Рэй развернул ее и направил к двери.

— Иди, отсыпайся. Я сам о ней позабочусь, — он взглянул на девушку. — Как твое имя, красавица?

— Джуди.

— Джуди, я очень тебя прошу, завари крепкого черного чаю и принеси сюда, хорошо? Сделаешь?

— Хорошо, — застенчиво улыбнулась ему девушка, заливаясь румянцем, готовая сделать все, чтобы он не попросил, обезволенная и одурманенная его очарованием, коим он всегда бессовестно пользовался, превращая женщин в своих безропотных рабынь.

Закрыв за Пегги и Джуди дверь, он захватил стакан со столика и вернулся к Кэрол.

Она оставалась в том же скрюченном состоянии, но уже не рвала. Услышав, как он вошел, она подняла дрожащую руку и нажала на кнопку слива.

Рэй набрал из-под крана полный стакан воды и протянул девушке.

— Пей.

Кэрол прополоскала рот, сделала пару глотков и протянула стакан ему обратно.

— Нет, все пей. До дна.

— Не могу.

— Пей, Кэрол, — присев рядом, он сам поднес стакан к ее губам. — Давай, мой птенчик. Тебе полегчает. Доверься мне.

Прикрыв влажные глаза, Кэрол позволила ему влить в себя все содержимое стакана. Но через секунду все это выплеснулось наружу. Рэй успокаивающе погладил ее по голове.

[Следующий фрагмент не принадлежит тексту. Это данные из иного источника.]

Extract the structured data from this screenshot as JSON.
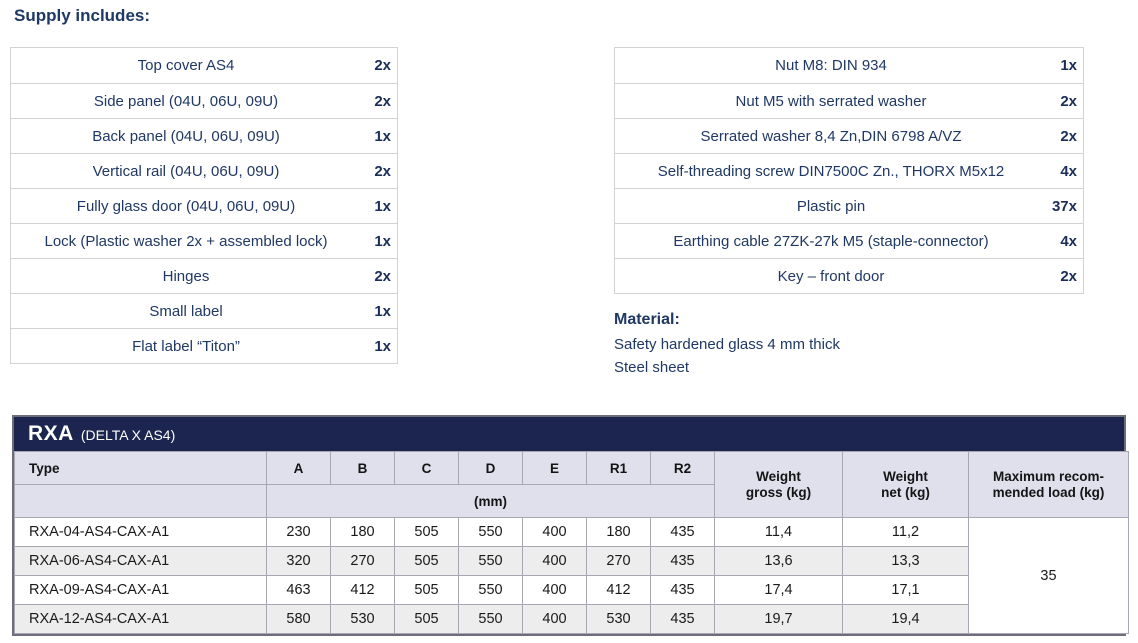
{
  "supply": {
    "heading": "Supply includes:",
    "left_items": [
      {
        "name": "Top cover AS4",
        "qty": "2x"
      },
      {
        "name": "Side panel (04U, 06U, 09U)",
        "qty": "2x"
      },
      {
        "name": "Back panel (04U, 06U, 09U)",
        "qty": "1x"
      },
      {
        "name": "Vertical rail (04U, 06U, 09U)",
        "qty": "2x"
      },
      {
        "name": "Fully glass door (04U, 06U, 09U)",
        "qty": "1x"
      },
      {
        "name": "Lock (Plastic washer 2x + assembled lock)",
        "qty": "1x"
      },
      {
        "name": "Hinges",
        "qty": "2x"
      },
      {
        "name": "Small label",
        "qty": "1x"
      },
      {
        "name": "Flat label “Titon”",
        "qty": "1x"
      }
    ],
    "right_items": [
      {
        "name": "Nut M8: DIN 934",
        "qty": "1x"
      },
      {
        "name": "Nut M5 with serrated washer",
        "qty": "2x"
      },
      {
        "name": "Serrated washer 8,4 Zn,DIN 6798 A/VZ",
        "qty": "2x"
      },
      {
        "name": "Self-threading screw DIN7500C Zn., THORX M5x12",
        "qty": "4x"
      },
      {
        "name": "Plastic pin",
        "qty": "37x"
      },
      {
        "name": "Earthing cable 27ZK-27k M5 (staple-connector)",
        "qty": "4x"
      },
      {
        "name": "Key – front door",
        "qty": "2x"
      }
    ]
  },
  "material": {
    "heading": "Material:",
    "lines": [
      "Safety hardened glass 4 mm thick",
      "Steel sheet"
    ]
  },
  "spec_table": {
    "title": "RXA",
    "subtitle": "(DELTA X AS4)",
    "type_label": "Type",
    "dim_cols": [
      "A",
      "B",
      "C",
      "D",
      "E",
      "R1",
      "R2"
    ],
    "mm_label": "(mm)",
    "weight_gross_label": "Weight\ngross (kg)",
    "weight_net_label": "Weight\nnet (kg)",
    "max_load_label": "Maximum recom-\nmended load (kg)",
    "max_load_value": "35",
    "rows": [
      {
        "type": "RXA-04-AS4-CAX-A1",
        "dims": [
          "230",
          "180",
          "505",
          "550",
          "400",
          "180",
          "435"
        ],
        "gross": "11,4",
        "net": "11,2"
      },
      {
        "type": "RXA-06-AS4-CAX-A1",
        "dims": [
          "320",
          "270",
          "505",
          "550",
          "400",
          "270",
          "435"
        ],
        "gross": "13,6",
        "net": "13,3"
      },
      {
        "type": "RXA-09-AS4-CAX-A1",
        "dims": [
          "463",
          "412",
          "505",
          "550",
          "400",
          "412",
          "435"
        ],
        "gross": "17,4",
        "net": "17,1"
      },
      {
        "type": "RXA-12-AS4-CAX-A1",
        "dims": [
          "580",
          "530",
          "505",
          "550",
          "400",
          "530",
          "435"
        ],
        "gross": "19,7",
        "net": "19,4"
      }
    ],
    "colors": {
      "band_navy": "#1b2550",
      "header_lavender": "#dfe0ec",
      "row_stripe": "#ededed",
      "body_text_navy": "#1f3864"
    }
  }
}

— Вот так, хорошо. Еще пару стаканов, и я от тебя отстану.

Кэрол было слишком плохо, чтобы спорить. Когда из желудка у нее стала выходить чистая вода, Рэй поднял ее с пола, поставив на ноги.

— Ну как, полегче?

— Да… не тошнит больше…

Открыв краны, он придержал девушку, пока она умывалась.

— Фи…

— Что такое?

— Во рту противно.

Открыв шкафчик, Рэй достал запечатанную зубную щетку и пасту. Потом протянул девушке ополаскиватель. Наблюдая за ней, он придерживал ее за талию, и не сдержал улыбки.

— Ну, и зачем же ты так накачалась, а?

— Да я много и не пила, — простонала Кэрол, промокая лицо полотенцем и покачиваясь. — Просто не ела три дня… вот оно и дало…

— Как же ты на похороны пойдешь? На ногах даже не стоишь.

Глаза Кэрол наполнились ужасом.

— Ой, что же я наделала! Как я могла…

— Так, не паникуй. Я тебя на ноги поставлю. Только слушайся меня. Для начала раздевайся и под холодный душ. Сразу в себя придешь.

Кэрол отупело смотрела, как он расстегивает на ней блузку, и вдруг в голове у нее прояснилось.

— Ой, что ты делаешь?

— Помогаю тебя раздеться, — невозмутимо ответил он, снимая блузку.

Кэрол прикрыла грудь руками и резко отвернулась, чуть не потеряв равновесия.

— Я сама… выйди…

Она зажмурилась, пытаясь справиться с головокружением. Рэй тем временем проворно расстегнул юбку и стащил вниз.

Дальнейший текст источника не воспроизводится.